The more specific your context pins, the better the output. Reference specific files with @filename, specific functions with @symbol, and specific line ranges when relevant.
The Context Hierarchy
@filename— pin a specific file. Best for targeted changes.@symbol— pin a specific function/class/type. Best for focused debugging.@codebase— semantic search across your indexed codebase. Best for architecture questions.@web— search the web. Use for library docs, not your code questions.@docs— index-specific documentation. Set up for your main libraries once.

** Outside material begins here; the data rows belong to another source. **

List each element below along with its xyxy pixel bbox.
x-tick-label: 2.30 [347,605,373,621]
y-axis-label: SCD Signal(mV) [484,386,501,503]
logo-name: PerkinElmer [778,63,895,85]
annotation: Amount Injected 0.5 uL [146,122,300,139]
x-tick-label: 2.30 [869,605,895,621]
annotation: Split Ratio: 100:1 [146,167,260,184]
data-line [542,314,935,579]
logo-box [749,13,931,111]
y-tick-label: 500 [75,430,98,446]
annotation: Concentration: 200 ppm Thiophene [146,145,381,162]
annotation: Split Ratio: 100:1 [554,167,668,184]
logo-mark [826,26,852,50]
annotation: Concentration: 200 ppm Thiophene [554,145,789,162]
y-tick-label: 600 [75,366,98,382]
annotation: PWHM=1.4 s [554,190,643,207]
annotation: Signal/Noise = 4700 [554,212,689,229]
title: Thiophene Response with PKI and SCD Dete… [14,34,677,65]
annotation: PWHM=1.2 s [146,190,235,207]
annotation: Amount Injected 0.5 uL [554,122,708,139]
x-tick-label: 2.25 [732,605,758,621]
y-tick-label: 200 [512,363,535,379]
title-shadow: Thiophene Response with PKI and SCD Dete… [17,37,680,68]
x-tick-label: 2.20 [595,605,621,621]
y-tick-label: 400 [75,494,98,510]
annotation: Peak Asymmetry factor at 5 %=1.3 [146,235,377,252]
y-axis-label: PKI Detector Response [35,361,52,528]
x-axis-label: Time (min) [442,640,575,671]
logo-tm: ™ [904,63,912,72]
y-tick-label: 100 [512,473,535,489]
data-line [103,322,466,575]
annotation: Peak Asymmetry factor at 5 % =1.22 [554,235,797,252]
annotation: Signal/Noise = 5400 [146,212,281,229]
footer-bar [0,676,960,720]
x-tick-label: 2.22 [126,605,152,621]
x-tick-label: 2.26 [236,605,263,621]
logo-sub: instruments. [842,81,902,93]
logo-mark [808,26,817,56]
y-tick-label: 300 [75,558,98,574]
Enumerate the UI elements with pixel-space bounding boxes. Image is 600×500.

Project-Level Architecture Context
Create an ARCHITECTURE.md in your project root and add it to your Cursor Rules or reference it regularly with @ARCHITECTURE.md. Put the high-level system design, data flow, key decisions, and their rationale. When the AI needs to make architectural decisions, this prevents it from suggesting approaches that conflict with your existing system.
Cursor vs GitHub Copilot: Real Developer Take
| Capability | Cursor | GitHub Copilot |
|---|---|---|
| Tab completion quality | Excellent | Excellent (comparable) |
| Multi-file edits | ✅ Composer handles this natively | ❌ Chat only; you apply changes manually |
| Context precision | ✅ @file, @symbol, @codebase | Limited — relies on open files |
| Model choice | ✅ Claude, GPT-4o, Gemini | OpenAI models only |
| GitHub integration | Manual | ✅ Native PR review, issue context |
| Agent/autonomous mode | ✅ Agent mode (strong) | ✅ Agent mode (improving) |
| Price | $20/mo (Pro) | $10/mo (Individual), $19/user/mo (Business) |
| VS Code feel | Identical (it's a fork) | Extension inside VS Code |
| Privacy mode | ✅ Built-in toggle | ✅ Available (Business+) |
Choose Cursor if: You do heavy refactoring, work across many files simultaneously, want model choice, or spend significant time on architectural changes. The Composer is genuinely in a different league for multi-file work.

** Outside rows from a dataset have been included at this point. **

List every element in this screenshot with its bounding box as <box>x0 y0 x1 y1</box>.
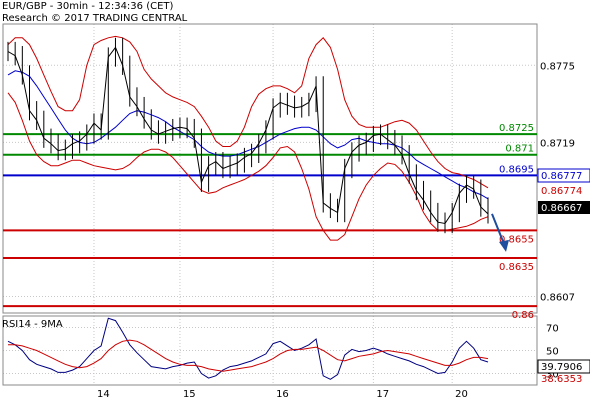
level-label-pivot: 0.8695 <box>499 164 534 175</box>
price-tick-label: 0.8719 <box>540 138 575 149</box>
level-label-resistance: 0.8725 <box>499 123 534 134</box>
chart-header-title: EUR/GBP - 30min - 12:34:36 (CET) <box>2 1 174 12</box>
price-tag-ma: 0.86777 <box>541 171 582 182</box>
rsi-line <box>7 317 489 380</box>
level-label-resistance: 0.871 <box>505 144 534 155</box>
bollinger-lower-line <box>7 92 489 241</box>
rsi-panel-frame <box>2 315 538 386</box>
rsi-tag-value-box <box>537 359 590 374</box>
price-panel-frame <box>2 23 538 314</box>
price-tag-last-box <box>538 201 590 214</box>
level-label-support: 0.8655 <box>499 234 534 245</box>
rsi-tick-label: 30 <box>546 370 559 381</box>
price-close-line <box>7 46 489 225</box>
level-label-support: 0.8635 <box>499 262 534 273</box>
rsi-tick-label: 50 <box>546 347 559 358</box>
price-tag-ma-box <box>537 168 590 183</box>
grid-lines <box>3 24 537 385</box>
chart-header-copyright: Research © 2017 TRADING CENTRAL <box>2 13 188 24</box>
x-tick-label: 17 <box>376 389 389 400</box>
x-tick-label: 14 <box>97 389 110 400</box>
x-tick-label: 20 <box>455 389 468 400</box>
level-label-support: 0.86 <box>512 310 534 321</box>
price-tag-band: 0.86774 <box>541 186 582 197</box>
moving-average <box>7 70 489 200</box>
bollinger-bands <box>7 35 489 241</box>
plot-frames <box>2 23 538 386</box>
bollinger-upper-line <box>7 35 489 189</box>
forecast-arrow <box>491 213 509 252</box>
price-tag-last: 0.86667 <box>541 203 582 214</box>
x-tick-label: 16 <box>276 389 289 400</box>
price-tick-label: 0.8775 <box>540 61 575 72</box>
moving-average-line <box>7 70 489 200</box>
rsi-panel <box>7 317 489 380</box>
rsi-label: RSI14 - 9MA <box>2 319 63 330</box>
rsi-tick-label: 70 <box>546 324 559 335</box>
x-tick-label: 15 <box>183 389 196 400</box>
price-bars <box>7 37 489 234</box>
rsi-ma-line <box>8 339 489 372</box>
price-tick-label: 0.8607 <box>540 292 575 303</box>
axis-labels: 14 15 16 17 20 0.8775 0.8719 0.8607 70 50 30 <box>97 61 575 400</box>
rsi-tag-ma: 38.6353 <box>541 374 582 385</box>
forecast-arrow-head <box>499 239 509 252</box>
horizontal-levels: 0.8725 0.871 0.8695 0.8655 0.8635 0.86 <box>3 123 537 321</box>
forecast-arrow-shaft <box>491 213 505 245</box>
rsi-tag-value: 39.7906 <box>541 362 582 373</box>
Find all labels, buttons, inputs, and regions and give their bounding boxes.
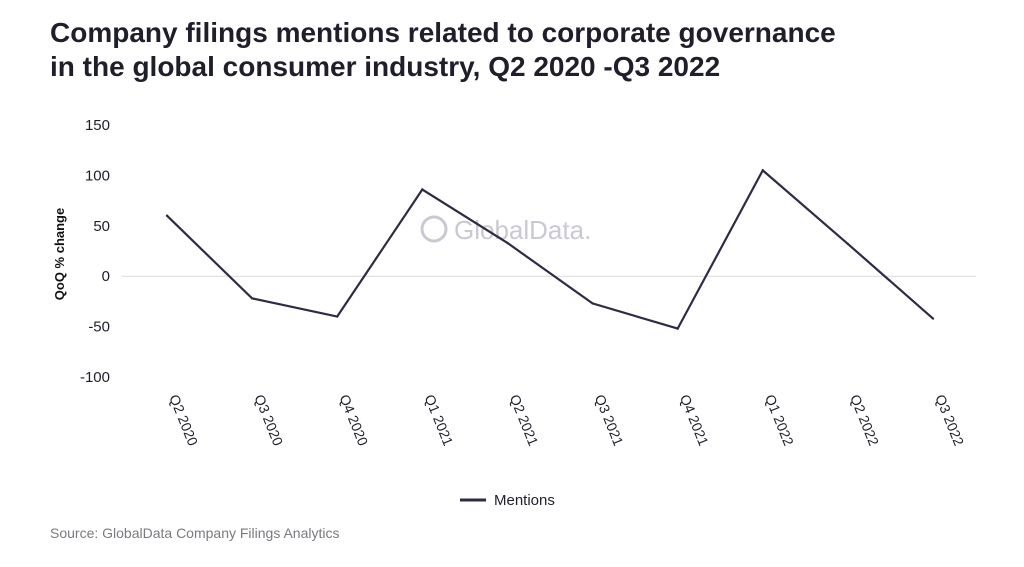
- data-point: [421, 188, 424, 191]
- x-tick-label: Q2 2022: [847, 392, 882, 448]
- x-tick-label: Q4 2020: [336, 392, 371, 448]
- x-tick-label: Q1 2022: [762, 392, 797, 448]
- series-line-mentions: [166, 168, 934, 330]
- y-axis: 150 100 50 0 -50 -100: [80, 117, 110, 386]
- y-axis-label: QoQ % change: [52, 208, 67, 300]
- watermark-text: GlobalData.: [454, 215, 591, 245]
- data-point: [336, 315, 339, 318]
- y-tick-label: 150: [85, 117, 110, 134]
- x-tick-label: Q3 2020: [251, 392, 286, 448]
- chart-title-line-1: Company filings mentions related to corp…: [50, 17, 836, 48]
- data-point: [591, 302, 594, 305]
- data-point: [931, 317, 935, 320]
- globaldata-watermark: GlobalData.: [420, 215, 591, 245]
- x-tick-label: Q4 2021: [677, 392, 712, 448]
- data-point: [846, 242, 850, 246]
- x-tick-label: Q2 2021: [507, 392, 542, 448]
- x-tick-label: Q3 2022: [932, 392, 967, 448]
- x-tick-label: Q3 2021: [592, 392, 627, 448]
- chart-title: Company filings mentions related to corp…: [50, 16, 950, 84]
- y-tick-label: -50: [88, 319, 110, 336]
- data-point: [250, 297, 254, 300]
- x-axis: Q2 2020 Q3 2020 Q4 2020 Q1 2021 Q2 2021 Q3 20…: [166, 392, 967, 448]
- y-tick-label: -100: [80, 369, 110, 386]
- data-point: [165, 214, 169, 217]
- watermark-logo-icon: [420, 215, 448, 243]
- x-tick-label: Q1 2021: [422, 392, 457, 448]
- y-tick-label: 50: [93, 218, 110, 235]
- data-point: [676, 327, 679, 330]
- data-point: [761, 169, 764, 172]
- x-tick-label: Q2 2020: [166, 392, 201, 448]
- y-tick-label: 0: [102, 268, 110, 285]
- chart-title-line-2: in the global consumer industry, Q2 2020…: [50, 51, 721, 82]
- series-layer: [165, 168, 935, 330]
- legend: Mentions: [460, 492, 555, 509]
- legend-label-mentions: Mentions: [494, 492, 555, 509]
- y-tick-label: 100: [85, 167, 110, 184]
- data-point: [506, 241, 509, 245]
- source-note: Source: GlobalData Company Filings Analy…: [50, 525, 340, 541]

Choose Copilot if: Your team already uses GitHub deeply (PRs, issues, Actions), you want the lowest cost per seat, or you need a lighter footprint (Copilot as extension vs. Cursor as full editor).

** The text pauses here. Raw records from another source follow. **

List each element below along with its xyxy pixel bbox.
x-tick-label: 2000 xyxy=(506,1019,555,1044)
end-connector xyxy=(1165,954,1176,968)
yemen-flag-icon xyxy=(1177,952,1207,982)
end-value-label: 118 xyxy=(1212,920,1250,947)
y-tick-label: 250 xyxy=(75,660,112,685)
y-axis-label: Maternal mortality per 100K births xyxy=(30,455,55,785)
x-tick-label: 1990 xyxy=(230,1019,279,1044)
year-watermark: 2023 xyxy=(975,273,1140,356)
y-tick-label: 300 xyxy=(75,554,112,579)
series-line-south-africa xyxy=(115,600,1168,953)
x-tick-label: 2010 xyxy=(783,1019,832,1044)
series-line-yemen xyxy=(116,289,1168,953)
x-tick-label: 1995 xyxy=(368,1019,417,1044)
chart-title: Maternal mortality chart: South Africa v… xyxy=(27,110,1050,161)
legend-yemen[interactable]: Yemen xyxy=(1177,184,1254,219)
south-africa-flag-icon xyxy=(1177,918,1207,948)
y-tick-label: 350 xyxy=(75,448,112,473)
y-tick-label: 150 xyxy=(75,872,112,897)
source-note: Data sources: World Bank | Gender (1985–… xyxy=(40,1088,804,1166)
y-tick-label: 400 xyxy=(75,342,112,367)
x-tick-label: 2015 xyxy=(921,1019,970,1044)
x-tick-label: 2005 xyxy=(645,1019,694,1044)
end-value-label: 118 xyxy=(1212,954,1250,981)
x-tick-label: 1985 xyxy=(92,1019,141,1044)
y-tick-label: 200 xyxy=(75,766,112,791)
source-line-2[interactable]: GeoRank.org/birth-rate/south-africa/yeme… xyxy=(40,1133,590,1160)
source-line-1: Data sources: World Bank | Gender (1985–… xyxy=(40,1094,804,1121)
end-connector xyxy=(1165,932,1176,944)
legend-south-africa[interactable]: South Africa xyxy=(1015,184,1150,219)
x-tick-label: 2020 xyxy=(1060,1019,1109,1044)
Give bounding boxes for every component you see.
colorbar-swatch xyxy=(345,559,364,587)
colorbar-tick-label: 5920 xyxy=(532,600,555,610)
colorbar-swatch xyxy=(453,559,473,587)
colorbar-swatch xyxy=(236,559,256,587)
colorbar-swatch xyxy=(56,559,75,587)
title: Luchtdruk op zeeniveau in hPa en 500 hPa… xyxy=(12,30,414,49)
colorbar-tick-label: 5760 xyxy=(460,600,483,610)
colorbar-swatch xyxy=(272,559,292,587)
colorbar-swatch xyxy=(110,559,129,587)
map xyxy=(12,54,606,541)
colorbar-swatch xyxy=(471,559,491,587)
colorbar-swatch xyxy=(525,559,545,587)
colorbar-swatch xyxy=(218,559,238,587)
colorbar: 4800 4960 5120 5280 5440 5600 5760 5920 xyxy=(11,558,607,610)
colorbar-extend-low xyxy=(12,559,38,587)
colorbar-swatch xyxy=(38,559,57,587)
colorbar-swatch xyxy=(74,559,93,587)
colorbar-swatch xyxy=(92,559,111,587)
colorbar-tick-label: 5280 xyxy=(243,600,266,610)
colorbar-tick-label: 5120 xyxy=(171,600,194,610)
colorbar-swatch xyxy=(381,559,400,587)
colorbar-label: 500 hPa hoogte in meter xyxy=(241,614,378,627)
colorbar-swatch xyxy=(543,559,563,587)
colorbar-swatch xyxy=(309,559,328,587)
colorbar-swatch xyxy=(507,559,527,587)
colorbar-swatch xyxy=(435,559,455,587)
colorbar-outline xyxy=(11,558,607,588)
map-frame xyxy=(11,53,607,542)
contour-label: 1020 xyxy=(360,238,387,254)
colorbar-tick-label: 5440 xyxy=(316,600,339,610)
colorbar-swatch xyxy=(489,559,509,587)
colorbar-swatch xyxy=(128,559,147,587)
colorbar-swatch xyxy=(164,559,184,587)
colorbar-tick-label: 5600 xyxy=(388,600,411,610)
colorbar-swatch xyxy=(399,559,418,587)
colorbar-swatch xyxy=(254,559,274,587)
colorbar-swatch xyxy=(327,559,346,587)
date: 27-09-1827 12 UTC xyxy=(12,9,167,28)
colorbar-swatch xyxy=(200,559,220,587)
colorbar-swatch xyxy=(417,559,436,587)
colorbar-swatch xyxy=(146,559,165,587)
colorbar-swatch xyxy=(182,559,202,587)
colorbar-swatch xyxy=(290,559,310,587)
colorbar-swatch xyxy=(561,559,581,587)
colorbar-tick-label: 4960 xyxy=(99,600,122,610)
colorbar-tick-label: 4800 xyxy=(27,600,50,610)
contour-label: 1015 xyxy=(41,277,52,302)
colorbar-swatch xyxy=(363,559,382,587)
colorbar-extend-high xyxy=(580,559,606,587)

Cost Analysis: When Free Isn't Enough
| Plan | Price | Limits | Who Needs It |
|---|---|---|---|
| Free (Hobby) | $0 | 2,000 completions/mo, 50 slow premium requests | Trying it out, light use. You'll hit the limit fast if Cursor is your daily driver. |
| Pro | $20/mo | Unlimited completions, 500 fast premium requests, unlimited slow requests | Any developer using Cursor as primary editor. This is the right tier for individuals. |
| Business | $40/user/mo | All Pro + centralized billing, team management, enforced privacy mode | Teams with compliance requirements or companies that need to manage seat licenses. |
The free tier is genuinely limited for daily use — 2,000 Tab completions sounds like a lot, but a 4-hour coding session can burn through several hundred. Pro at $20/mo is the obvious tier for working developers. At $20 vs. the $10 you'd spend on Copilot, the question is whether the Composer's multi-file capabilities are worth $10/mo to you. For most developers who try them both: yes.